第五話:乙女は薔薇と共に遣って来る。
「はい、ミカちゃん」
バイト終わりに、姉が私に封筒を差し出す。
ナンデスカ? コレハ……姉妹デ手紙トハ、笑エマセンヨ……。
「……? 何これ、手紙?」
「いやぁねー、妹に手紙なんて……私が結婚しない限り無いわよー」
「結婚と手紙、どういう関係があるのよ……」
「え? だから、長年のありがとうを込めて?」
「それふつー、親に書くもんでしょうが……」
「だって、ミカちゃんいつもお料理とか作ってくれるし、家事とか全部ミカちゃんがやってるでしょう?」
そうなのだ、我が家の家事は全て私がやっている。親は共働きで、いつ帰ってくるかも分らない。自然と家事は、私達が行う事になっていたのだが……。
この人は、まったく家事が出来ない。いや、やろーと思えばできる。できるのだが、とにかく余計な事をしやがるのだ、この人は……。

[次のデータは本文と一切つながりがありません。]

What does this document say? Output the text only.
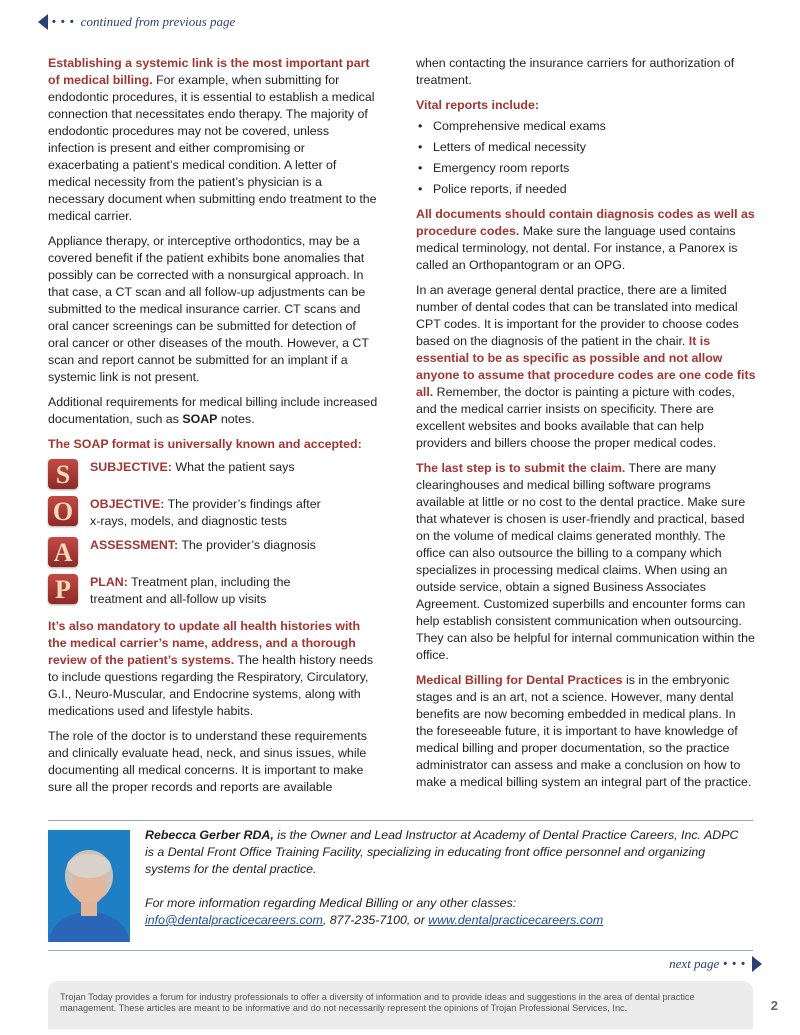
• • • continued from previous page

Establishing a systemic link is the most important part of medical billing. For example, when submitting for endodontic procedures, it is essential to establish a medical connection that necessitates endo therapy. The majority of endodontic procedures may not be covered, unless infection is present and either compromising or exacerbating a patient’s medical condition. A letter of medical necessity from the patient’s physician is a necessary document when submitting endo treatment to the medical carrier.

Appliance therapy, or interceptive orthodontics, may be a covered benefit if the patient exhibits bone anomalies that possibly can be corrected with a nonsurgical approach. In that case, a CT scan and all follow-up adjustments can be submitted to the medical insurance carrier. CT scans and oral cancer screenings can be submitted for detection of oral cancer or other diseases of the mouth. However, a CT scan and report cannot be submitted for an implant if a systemic link is not present.

Additional requirements for medical billing include increased documentation, such as SOAP notes.

The SOAP format is universally known and accepted:
S	SUBJECTIVE: What the patient says
O	OBJECTIVE: The provider’s findings after x-rays, models, and diagnostic tests
A	ASSESSMENT: The provider’s diagnosis
P	PLAN: Treatment plan, including the treatment and all-follow up visits

It’s also mandatory to update all health histories with the medical carrier’s name, address, and a thorough review of the patient’s systems. The health history needs to include questions regarding the Respiratory, Circulatory, G.I., Neuro-Muscular, and Endocrine systems, along with medications used and lifestyle habits.

The role of the doctor is to understand these requirements and clinically evaluate head, neck, and sinus issues, while documenting all medical concerns. It is important to make sure all the proper records and reports are available

when contacting the insurance carriers for authorization of treatment.

Vital reports include:
• Comprehensive medical exams
• Letters of medical necessity
• Emergency room reports
• Police reports, if needed

All documents should contain diagnosis codes as well as procedure codes. Make sure the language used contains medical terminology, not dental. For instance, a Panorex is called an Orthopantogram or an OPG.

In an average general dental practice, there are a limited number of dental codes that can be translated into medical CPT codes. It is important for the provider to choose codes based on the diagnosis of the patient in the chair. It is essential to be as specific as possible and not allow anyone to assume that procedure codes are one code fits all. Remember, the doctor is painting a picture with codes, and the medical carrier insists on specificity. There are excellent websites and books available that can help providers and billers choose the proper medical codes.

The last step is to submit the claim. There are many clearinghouses and medical billing software programs available at little or no cost to the dental practice. Make sure that whatever is chosen is user-friendly and practical, based on the volume of medical claims generated monthly. The office can also outsource the billing to a company which specializes in processing medical claims. When using an outside service, obtain a signed Business Associates Agreement. Customized superbills and encounter forms can help establish consistent communication when outsourcing. They can also be helpful for internal communication within the office.

Medical Billing for Dental Practices is in the embryonic stages and is an art, not a science. However, many dental benefits are now becoming embedded in medical plans. In the foreseeable future, it is important to have knowledge of medical billing and proper documentation, so the practice administrator can assess and make a conclusion on how to make a medical billing system an integral part of the practice.

Rebecca Gerber RDA, is the Owner and Lead Instructor at Academy of Dental Practice Careers, Inc. ADPC is a Dental Front Office Training Facility, specializing in educating front office personnel and organizing systems for the dental practice.

For more information regarding Medical Billing or any other classes:
info@dentalpracticecareers.com, 877-235-7100, or www.dentalpracticecareers.com

next page • • •
Trojan Today provides a forum for industry professionals to offer a diversity of information and to provide ideas and suggestions in the area of dental practice management. These articles are meant to be informative and do not necessarily represent the opinions of Trojan Professional Services, Inc.	2
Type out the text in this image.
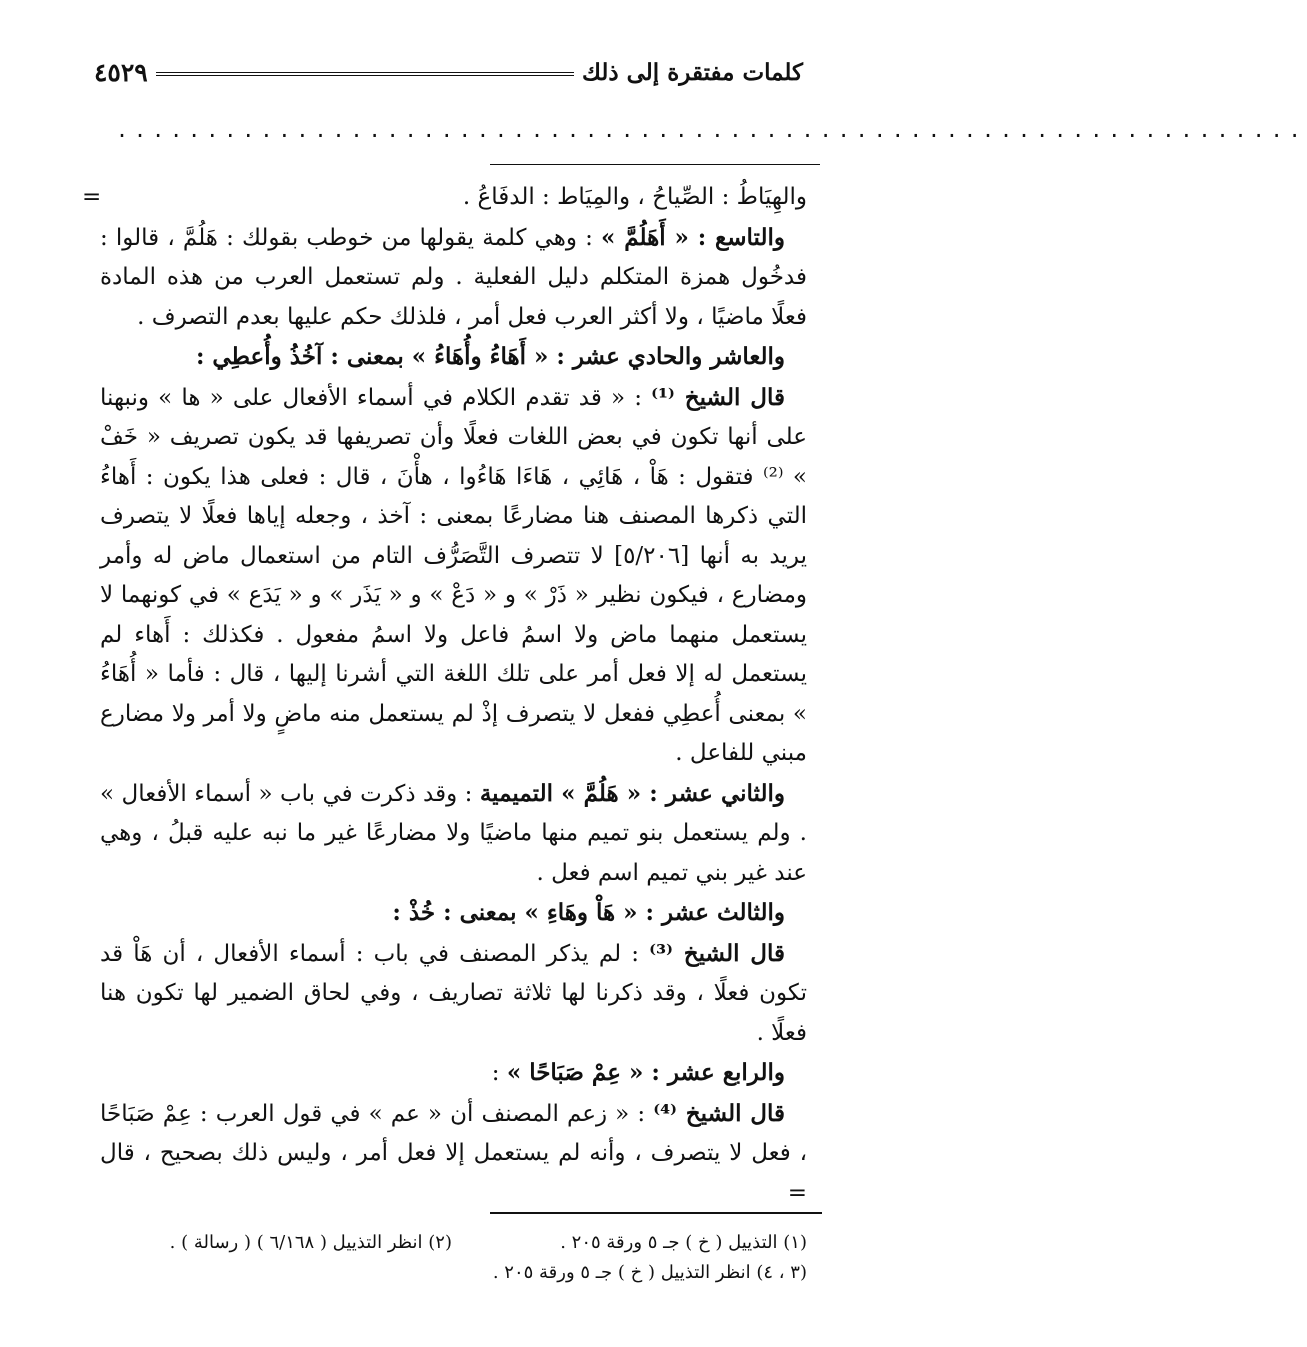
كلمات مفتقرة إلى ذلك
٤٥٢٩
..................................................................

=	والهِيَاطُ : الصِّياحُ ، والمِيَاط : الدفَاعُ .

والتاسع : « أَهَلُمَّ » : وهي كلمة يقولها من خوطب بقولك : هَلُمَّ ، قالوا : فدخُول همزة المتكلم دليل الفعلية . ولم تستعمل العرب من هذه المادة فعلًا ماضيًا ، ولا أكثر العرب فعل أمر ، فلذلك حكم عليها بعدم التصرف .

والعاشر والحادي عشر : « أَهَاءُ وأُهَاءُ » بمعنى : آخُذُ وأُعطِي :

قال الشيخ ⁽¹⁾ : « قد تقدم الكلام في أسماء الأفعال على « ها » ونبهنا على أنها تكون في بعض اللغات فعلًا وأن تصريفها قد يكون تصريف « خَفْ » ⁽²⁾ فتقول : هَاْ ، هَائِي ، هَاءَا هَاءُوا ، هأْنَ ، قال : فعلى هذا يكون : أَهاءُ التي ذكرها المصنف هنا مضارعًا بمعنى : آخذ ، وجعله إياها فعلًا لا يتصرف يريد به أنها [٥/٢٠٦] لا تتصرف التَّصَرُّف التام من استعمال ماض له وأمر ومضارع ، فيكون نظير « ذَرْ » و « دَعْ » و « يَذَر » و « يَدَع » في كونهما لا يستعمل منهما ماض ولا اسمُ فاعل ولا اسمُ مفعول . فكذلك : أَهاء لم يستعمل له إلا فعل أمر على تلك اللغة التي أشرنا إليها ، قال : فأما « أُهَاءُ » بمعنى أُعطِي ففعل لا يتصرف إذْ لم يستعمل منه ماضٍ ولا أمر ولا مضارع مبني للفاعل .

والثاني عشر : « هَلُمَّ » التميمية : وقد ذكرت في باب « أسماء الأفعال » . ولم يستعمل بنو تميم منها ماضيًا ولا مضارعًا غير ما نبه عليه قبلُ ، وهي عند غير بني تميم اسم فعل .

والثالث عشر : « هَاْ وهَاءِ » بمعنى : خُذْ :

قال الشيخ ⁽³⁾ : لم يذكر المصنف في باب : أسماء الأفعال ، أن هَاْ قد تكون فعلًا ، وقد ذكرنا لها ثلاثة تصاريف ، وفي لحاق الضمير لها تكون هنا فعلًا .

والرابع عشر : « عِمْ صَبَاحًا » :

قال الشيخ ⁽⁴⁾ : « زعم المصنف أن « عم » في قول العرب : عِمْ صَبَاحًا ، فعل لا يتصرف ، وأنه لم يستعمل إلا فعل أمر ، وليس ذلك بصحيح ، قال =

(١) التذييل ( خ ) جـ ٥ ورقة ٢٠٥ .
(٢) انظر التذييل ( ٦/١٦٨ ) ( رسالة ) .
(٣ ، ٤) انظر التذييل ( خ ) جـ ٥ ورقة ٢٠٥ .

そう、あれは私が小学五年の頃、当時中学生だった姉は食事を作った。しかも和食。
『これ何?』
『えっと、けんちん汁とおしんこ?』
『この茶色いのと白いのは?』
『うーんと……チョコレートと生クリーム?』
『何でそんなものを……?』
『だ、だって、メルヘンかな? って、思って――……』
ブチッ!!
『和食にメルヘン求めんなーー!!』
ドンガラガッシャーンッ!!
『キャー、ごめんなさーい!!』
私はその後の事は覚えていない。
気が付くと、テーブルはひっくり返っており、姉はクローゼットの中で、震えて泣いていた。そして、 私の手には何故かおたまが。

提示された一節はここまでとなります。